LinkedIn is probably in the best position to do this, although I wouldn't count out Blackberry. I mean, if you just started out today and you could either be Confide, or BBM, and you could add secure messaging to BBM, who would you rather be? There's still an installed base there, a good brand. Unfortunately, being tied to the sinking brick that is RIM may be too much for BBM to escape from.
LinkedIn's problem is that the social graph I added to LinkedIn.com is probably not the social graph of people I want messaging me--so they'd have to use their network as a channel, but the would need to allow users to create tighter circles. That was the Facebook Places problem. With Foursquare, you knew what being friends meant. When Facebook asked me to checkin to a place, I had to rethink whether I really wanted all of these people I went to elementary school with or my family knowing where I was all the time. If you create a network you have to be clear what adding people to that network means. Still, even if LinkedIn just used its reach as a channel, it could be a professional mobile messaging juggernaut.
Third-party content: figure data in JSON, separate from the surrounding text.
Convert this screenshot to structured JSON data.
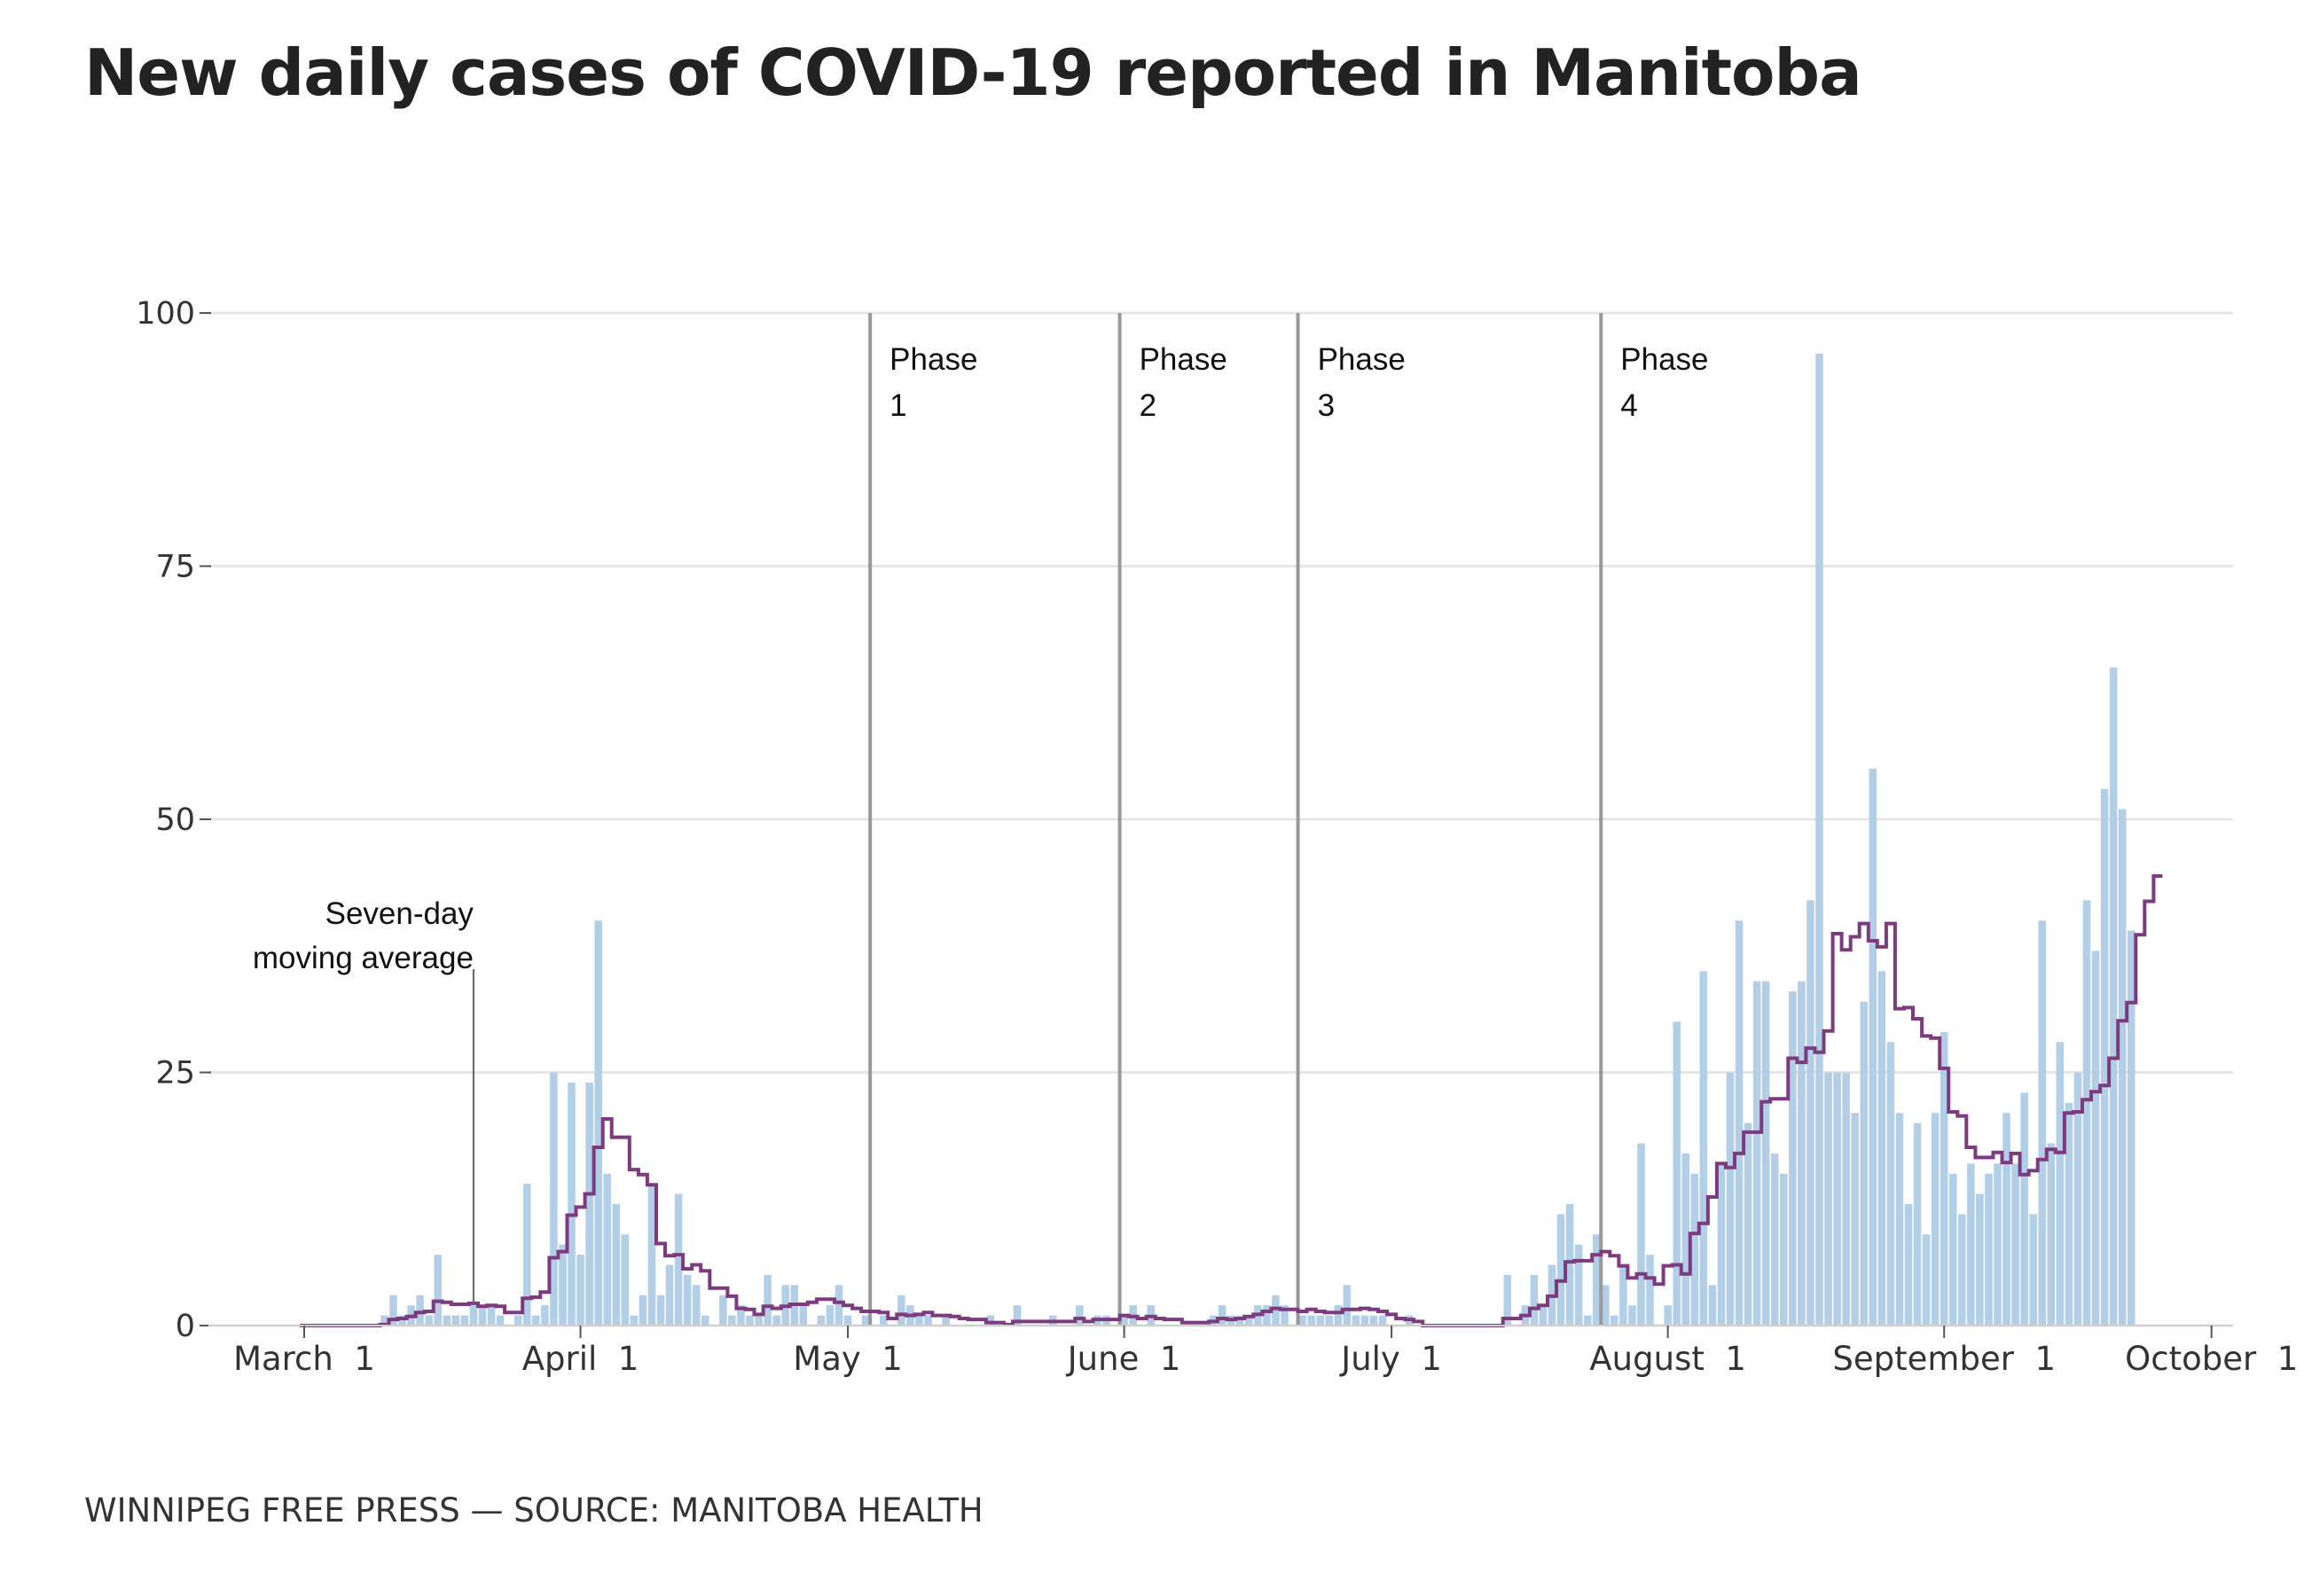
{
  "title": "New daily cases of COVID-19 reported in Manitoba",
  "credit": "WINNIPEG FREE PRESS — SOURCE: MANITOBA HEALTH",
  "colors": {
    "bars": "#b3cfe7",
    "average_line": "#7d3a7e",
    "phase_lines": "#999999",
    "grid": "#e6e6e6"
  },
  "chart_data": {
    "type": "bar",
    "title": "New daily cases of COVID-19 reported in Manitoba",
    "x_start": "2020-03-01",
    "ylim": [
      0,
      100
    ],
    "yticks": [
      "0",
      "25",
      "50",
      "75",
      "100"
    ],
    "xticks": [
      "March  1",
      "April  1",
      "May  1",
      "June  1",
      "July  1",
      "August  1",
      "September  1",
      "October  1"
    ],
    "grid": true,
    "values": [
      0,
      0,
      0,
      0,
      0,
      0,
      0,
      0,
      0,
      1,
      3,
      1,
      2,
      3,
      1,
      7,
      1,
      1,
      1,
      2,
      2,
      2,
      1,
      0,
      1,
      14,
      1,
      2,
      25,
      8,
      24,
      7,
      24,
      40,
      15,
      12,
      9,
      1,
      3,
      14,
      3,
      6,
      13,
      5,
      4,
      1,
      0,
      3,
      1,
      2,
      1,
      1,
      5,
      1,
      4,
      4,
      2,
      0,
      1,
      2,
      4,
      1,
      0,
      1,
      0,
      1,
      0,
      3,
      2,
      1,
      1,
      0,
      1,
      0,
      0,
      0,
      0,
      1,
      0,
      0,
      2,
      0,
      0,
      0,
      1,
      0,
      0,
      2,
      0,
      1,
      1,
      0,
      1,
      2,
      0,
      2,
      0,
      0,
      0,
      0,
      0,
      0,
      1,
      2,
      1,
      1,
      1,
      2,
      2,
      3,
      2,
      0,
      1,
      1,
      1,
      1,
      2,
      4,
      1,
      1,
      1,
      1,
      0,
      0,
      1,
      0,
      0,
      0,
      0,
      0,
      0,
      0,
      0,
      0,
      0,
      5,
      0,
      2,
      5,
      2,
      6,
      11,
      12,
      8,
      1,
      9,
      4,
      1,
      6,
      2,
      18,
      7,
      0,
      2,
      30,
      17,
      15,
      35,
      4,
      16,
      25,
      40,
      20,
      34,
      34,
      17,
      15,
      33,
      34,
      42,
      96,
      25,
      25,
      25,
      21,
      32,
      55,
      35,
      28,
      21,
      12,
      20,
      9,
      21,
      29,
      15,
      11,
      16,
      13,
      15,
      16,
      21,
      16,
      23,
      11,
      40,
      18,
      28,
      22,
      25,
      42,
      37,
      53,
      65,
      51,
      39
    ],
    "series": [
      {
        "name": "Seven-day moving average",
        "values": [
          0,
          0,
          0,
          0,
          0,
          0,
          0,
          0,
          0,
          0.1,
          0.6,
          0.7,
          0.9,
          1.3,
          1.4,
          2.4,
          2.3,
          2.1,
          2.1,
          2.2,
          1.9,
          2.0,
          1.9,
          1.3,
          1.3,
          2.7,
          2.8,
          3.3,
          6.7,
          7.3,
          10.9,
          11.7,
          13.0,
          17.6,
          20.4,
          18.6,
          18.6,
          15.4,
          14.9,
          13.9,
          8.1,
          6.9,
          7.0,
          5.6,
          6.0,
          5.4,
          3.7,
          3.7,
          2.9,
          1.7,
          1.6,
          1.1,
          1.9,
          1.7,
          1.9,
          2.1,
          2.1,
          2.3,
          2.6,
          2.6,
          2.3,
          2.0,
          1.7,
          1.4,
          1.4,
          1.3,
          0.7,
          1.1,
          1.0,
          1.1,
          1.3,
          1.0,
          1.0,
          0.9,
          0.7,
          0.6,
          0.6,
          0.3,
          0.3,
          0.1,
          0.4,
          0.4,
          0.4,
          0.4,
          0.4,
          0.4,
          0.4,
          0.7,
          0.4,
          0.6,
          0.6,
          0.6,
          1.0,
          0.9,
          0.7,
          0.9,
          0.7,
          0.6,
          0.6,
          0.3,
          0.3,
          0.3,
          0.4,
          0.7,
          0.6,
          0.7,
          0.9,
          1.1,
          1.4,
          1.7,
          1.6,
          1.6,
          1.4,
          1.6,
          1.4,
          1.3,
          1.3,
          1.6,
          1.6,
          1.7,
          1.6,
          1.4,
          1.1,
          0.7,
          0.6,
          0.4,
          0,
          0,
          0,
          0,
          0,
          0,
          0,
          0,
          0,
          0.7,
          0.7,
          1.0,
          1.7,
          2.0,
          2.9,
          4.4,
          6.3,
          6.4,
          6.4,
          7.0,
          7.3,
          6.9,
          5.9,
          4.7,
          5.1,
          4.7,
          4.1,
          5.9,
          6.0,
          5.1,
          9.1,
          10.1,
          12.7,
          16.0,
          15.6,
          17.0,
          19.1,
          19.1,
          22.1,
          22.4,
          22.4,
          26.4,
          26.0,
          27.4,
          27.0,
          29.1,
          38.7,
          37.1,
          38.4,
          39.7,
          38.0,
          37.4,
          39.7,
          31.3,
          31.4,
          30.3,
          28.6,
          28.4,
          25.4,
          21.1,
          20.7,
          17.6,
          16.6,
          16.6,
          17.1,
          16.1,
          17.0,
          14.9,
          15.3,
          16.4,
          17.4,
          17.1,
          21.0,
          21.1,
          22.3,
          23.1,
          23.7,
          26.4,
          30.1,
          31.9,
          38.6,
          41.9,
          44.4
        ]
      }
    ],
    "phases": [
      {
        "label": "Phase\n1",
        "date": "2020-05-04"
      },
      {
        "label": "Phase\n2",
        "date": "2020-06-01"
      },
      {
        "label": "Phase\n3",
        "date": "2020-06-21"
      },
      {
        "label": "Phase\n4",
        "date": "2020-07-25"
      }
    ],
    "annotation": {
      "text": "Seven-day\nmoving average",
      "date": "2020-03-20"
    }
  }
}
Maybe they buy Confide--because watching them develop new internal products is like watching paint dry. Their products are awesome, but there doesn't seem to be a skunkworks over there ready to jump on bandwagons.
If Confide is going to gain mainstream professional adoption, I think it actually needs to move away from the secure use case and branding. The branding is too suspicious. Would you want your significant other to have the Confide app on their phone? Who are they secretly messaging and why? Rather, I'd make the messaging and the brand a lot more mainstream and just use the security as a killer feature. This isn't an area where I see a bunch of secretive driving mainstream adoption--not when it looks gray to even admit that you have it and use it.
In my mind, professional messaging is a huge opportunity--and it's not likely that any of the existing players are going to get it right, but I don't think being Snapchat-like is the narrow point of the wedge.